İki, bu 1.000 dolar karşılığı TL ile satın alacağı tahvil bononun faizine.

Yabancı yatırımcılar eğer kuru yeterince yüksek görüyorlarsa ve faizi de yüksek buluyorlarsa işte o zaman gelirler.

Şimdi bu konularda bizim durumumuz ne?

Kurun yüksek olup olmadığını söyleyebilmek için düzeyin ne olması gerektiğini bilmek, bir tahmin yapmak gerekir. Oysa kurun olması gereken düzey diye bir kavram var mıdır, emin değiliz. Dolayısıyla kur konusu yabancının algısına bağlı sayılır. Kimi dolar için söylersek 5.80’i yeterli görür, kimi 6’yı bekler, kimi daha yükseğini.

Peki kurun düzeyi yeterli görülse bu faize razı olunur mu? Pek sanmıyoruz. Çünkü faizde kıyaslama yapılabilecek baz oran çok. Daha şunun şurasında birkaç ay önce faizler çok daha yüksekti.

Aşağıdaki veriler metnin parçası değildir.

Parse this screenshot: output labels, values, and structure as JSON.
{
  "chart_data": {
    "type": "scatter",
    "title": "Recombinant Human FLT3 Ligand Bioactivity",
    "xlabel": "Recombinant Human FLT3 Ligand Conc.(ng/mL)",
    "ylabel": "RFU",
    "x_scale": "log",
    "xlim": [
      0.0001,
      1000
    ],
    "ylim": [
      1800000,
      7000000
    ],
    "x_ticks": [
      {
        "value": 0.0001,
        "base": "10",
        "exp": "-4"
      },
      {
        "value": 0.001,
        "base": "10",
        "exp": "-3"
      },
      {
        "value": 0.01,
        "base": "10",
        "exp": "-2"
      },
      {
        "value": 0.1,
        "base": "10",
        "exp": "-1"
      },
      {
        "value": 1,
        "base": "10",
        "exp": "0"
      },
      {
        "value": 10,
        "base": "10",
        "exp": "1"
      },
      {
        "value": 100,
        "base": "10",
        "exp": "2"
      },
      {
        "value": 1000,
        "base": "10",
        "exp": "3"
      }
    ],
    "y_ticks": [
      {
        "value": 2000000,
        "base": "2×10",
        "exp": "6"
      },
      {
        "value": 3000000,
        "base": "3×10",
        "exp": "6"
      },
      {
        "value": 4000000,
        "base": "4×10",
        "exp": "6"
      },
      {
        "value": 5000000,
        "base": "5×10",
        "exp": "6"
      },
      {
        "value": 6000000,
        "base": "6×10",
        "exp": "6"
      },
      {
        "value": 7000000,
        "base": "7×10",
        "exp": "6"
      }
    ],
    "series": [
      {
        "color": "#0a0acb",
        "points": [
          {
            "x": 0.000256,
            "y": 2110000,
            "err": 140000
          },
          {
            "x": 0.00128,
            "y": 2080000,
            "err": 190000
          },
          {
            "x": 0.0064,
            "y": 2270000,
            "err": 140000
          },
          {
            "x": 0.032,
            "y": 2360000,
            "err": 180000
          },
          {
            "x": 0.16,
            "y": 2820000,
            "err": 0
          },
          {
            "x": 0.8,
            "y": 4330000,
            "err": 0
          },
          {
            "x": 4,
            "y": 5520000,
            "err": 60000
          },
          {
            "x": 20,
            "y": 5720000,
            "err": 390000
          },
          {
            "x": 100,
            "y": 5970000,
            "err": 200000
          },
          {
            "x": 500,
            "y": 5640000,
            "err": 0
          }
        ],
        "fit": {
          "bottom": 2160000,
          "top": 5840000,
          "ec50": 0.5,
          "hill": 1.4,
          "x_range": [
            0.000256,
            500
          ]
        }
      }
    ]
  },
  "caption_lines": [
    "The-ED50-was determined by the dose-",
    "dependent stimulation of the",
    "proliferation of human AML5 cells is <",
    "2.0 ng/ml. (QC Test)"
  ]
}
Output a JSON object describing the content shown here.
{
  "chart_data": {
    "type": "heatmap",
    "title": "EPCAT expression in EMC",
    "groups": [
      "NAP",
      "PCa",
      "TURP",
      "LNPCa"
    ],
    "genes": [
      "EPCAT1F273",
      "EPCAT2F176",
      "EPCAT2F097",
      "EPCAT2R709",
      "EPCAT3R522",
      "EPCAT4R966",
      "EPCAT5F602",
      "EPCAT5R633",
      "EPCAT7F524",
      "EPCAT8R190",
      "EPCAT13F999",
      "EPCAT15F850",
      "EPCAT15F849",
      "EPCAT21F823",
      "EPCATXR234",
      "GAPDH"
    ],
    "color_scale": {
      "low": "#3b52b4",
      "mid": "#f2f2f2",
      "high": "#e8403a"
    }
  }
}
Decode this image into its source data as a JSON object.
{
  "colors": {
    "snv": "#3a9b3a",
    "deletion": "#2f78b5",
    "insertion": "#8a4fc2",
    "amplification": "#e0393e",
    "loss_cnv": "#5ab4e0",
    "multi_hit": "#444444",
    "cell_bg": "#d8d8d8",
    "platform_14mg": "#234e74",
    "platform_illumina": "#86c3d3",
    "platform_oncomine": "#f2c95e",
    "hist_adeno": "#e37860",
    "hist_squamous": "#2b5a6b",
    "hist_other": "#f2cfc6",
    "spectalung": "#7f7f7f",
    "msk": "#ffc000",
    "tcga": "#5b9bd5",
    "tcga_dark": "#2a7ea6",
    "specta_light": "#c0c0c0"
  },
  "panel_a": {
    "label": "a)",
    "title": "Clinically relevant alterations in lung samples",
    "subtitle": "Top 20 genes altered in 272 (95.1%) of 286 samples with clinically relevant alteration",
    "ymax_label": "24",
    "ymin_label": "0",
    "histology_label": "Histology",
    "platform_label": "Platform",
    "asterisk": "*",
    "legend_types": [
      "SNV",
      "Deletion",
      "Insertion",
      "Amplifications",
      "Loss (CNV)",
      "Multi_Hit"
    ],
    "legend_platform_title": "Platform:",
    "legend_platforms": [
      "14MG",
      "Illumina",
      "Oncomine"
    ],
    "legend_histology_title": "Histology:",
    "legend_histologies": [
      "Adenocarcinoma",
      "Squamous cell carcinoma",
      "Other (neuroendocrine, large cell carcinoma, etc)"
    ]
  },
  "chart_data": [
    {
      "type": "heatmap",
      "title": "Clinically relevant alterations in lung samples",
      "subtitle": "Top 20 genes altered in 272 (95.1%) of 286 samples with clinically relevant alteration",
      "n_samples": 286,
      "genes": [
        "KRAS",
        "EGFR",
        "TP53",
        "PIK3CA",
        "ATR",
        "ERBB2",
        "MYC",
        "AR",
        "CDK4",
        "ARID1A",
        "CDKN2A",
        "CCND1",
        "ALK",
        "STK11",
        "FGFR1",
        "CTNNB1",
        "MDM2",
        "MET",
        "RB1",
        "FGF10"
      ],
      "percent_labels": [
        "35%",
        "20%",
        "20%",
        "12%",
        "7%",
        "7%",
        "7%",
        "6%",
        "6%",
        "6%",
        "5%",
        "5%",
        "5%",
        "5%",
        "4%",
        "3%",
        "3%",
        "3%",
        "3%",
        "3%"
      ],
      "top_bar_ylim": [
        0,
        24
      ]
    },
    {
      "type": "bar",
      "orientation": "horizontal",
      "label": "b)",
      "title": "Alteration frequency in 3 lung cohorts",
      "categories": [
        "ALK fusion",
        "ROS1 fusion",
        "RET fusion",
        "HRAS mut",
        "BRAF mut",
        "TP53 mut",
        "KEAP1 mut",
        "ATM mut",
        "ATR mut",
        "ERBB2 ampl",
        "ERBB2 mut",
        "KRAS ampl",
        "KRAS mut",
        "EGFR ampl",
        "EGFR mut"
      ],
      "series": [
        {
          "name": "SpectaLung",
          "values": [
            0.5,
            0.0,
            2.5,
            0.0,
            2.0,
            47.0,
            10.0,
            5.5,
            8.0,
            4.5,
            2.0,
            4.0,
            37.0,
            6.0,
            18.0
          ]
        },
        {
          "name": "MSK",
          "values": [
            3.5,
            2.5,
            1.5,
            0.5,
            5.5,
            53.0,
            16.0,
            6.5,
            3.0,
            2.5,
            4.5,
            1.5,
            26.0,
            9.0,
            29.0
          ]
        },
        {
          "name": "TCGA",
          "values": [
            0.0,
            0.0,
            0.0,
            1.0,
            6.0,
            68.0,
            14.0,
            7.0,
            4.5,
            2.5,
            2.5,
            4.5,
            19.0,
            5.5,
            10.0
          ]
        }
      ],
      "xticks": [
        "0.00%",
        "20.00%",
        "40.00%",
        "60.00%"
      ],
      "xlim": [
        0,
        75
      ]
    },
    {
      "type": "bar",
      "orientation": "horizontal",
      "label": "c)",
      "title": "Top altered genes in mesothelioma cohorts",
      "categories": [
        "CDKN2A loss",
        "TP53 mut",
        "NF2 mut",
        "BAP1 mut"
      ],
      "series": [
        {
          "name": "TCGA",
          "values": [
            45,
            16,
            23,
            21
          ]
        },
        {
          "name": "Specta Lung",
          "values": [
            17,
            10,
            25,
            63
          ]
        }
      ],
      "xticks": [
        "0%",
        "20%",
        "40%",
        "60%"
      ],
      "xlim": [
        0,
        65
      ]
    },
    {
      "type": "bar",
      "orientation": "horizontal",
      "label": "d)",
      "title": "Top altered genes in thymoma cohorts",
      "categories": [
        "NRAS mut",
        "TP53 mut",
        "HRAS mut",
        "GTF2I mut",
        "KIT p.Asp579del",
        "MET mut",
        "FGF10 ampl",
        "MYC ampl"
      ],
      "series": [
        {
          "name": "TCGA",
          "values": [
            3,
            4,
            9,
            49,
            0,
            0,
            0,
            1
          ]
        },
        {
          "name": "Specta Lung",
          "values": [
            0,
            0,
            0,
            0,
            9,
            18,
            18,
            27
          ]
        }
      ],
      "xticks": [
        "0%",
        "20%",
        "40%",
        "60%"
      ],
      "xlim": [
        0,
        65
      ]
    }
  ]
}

Dolayısıyla bu faizden yatırım yapmak çoğu yabancının işine gelmez.

Hep anlatıyoruz ya, alırken kazanmak gerekir, diye; yabancı da yüksek faizden, yani düşük fiyattan almak ister. İkinci el tahvil bono piyasasında yüzde 13-14’lere inmiş faizin artık çok daha fazla gerilemesi beklenmediğine göre ve daha da önemlisi böylesine bir askeri harekat sürecinde faizde artış yaşanması ihtimali ağır bastığına göre yabancı yatırımcı bir süre beklemeyi tercih edecek gibi görünmektedir.

Yabancılar alıma dönebilir

Özetlersek, yatırımcı şimdi bu iki göstergeyi kollayacaktır. Kurun ve faizin yükselmesini. Bunlar gerçekleştiği takdirde yabancı yatırımcı Türkiye sınır ötesine önemli bir askeri harekat yapıyormuş, bölgede stres yüksekmiş, hiç bakmayacak ve Türk menkul kıymetlerine yine yatırım yapacaktır.

Ancak kur ve faizin belli bir düzeye gelmesi tek başına yeterli olmayacaktır. Kur ve faizin artık daha fazla yükselmeyeceği kanısının da yerleşmesi gerekecektir.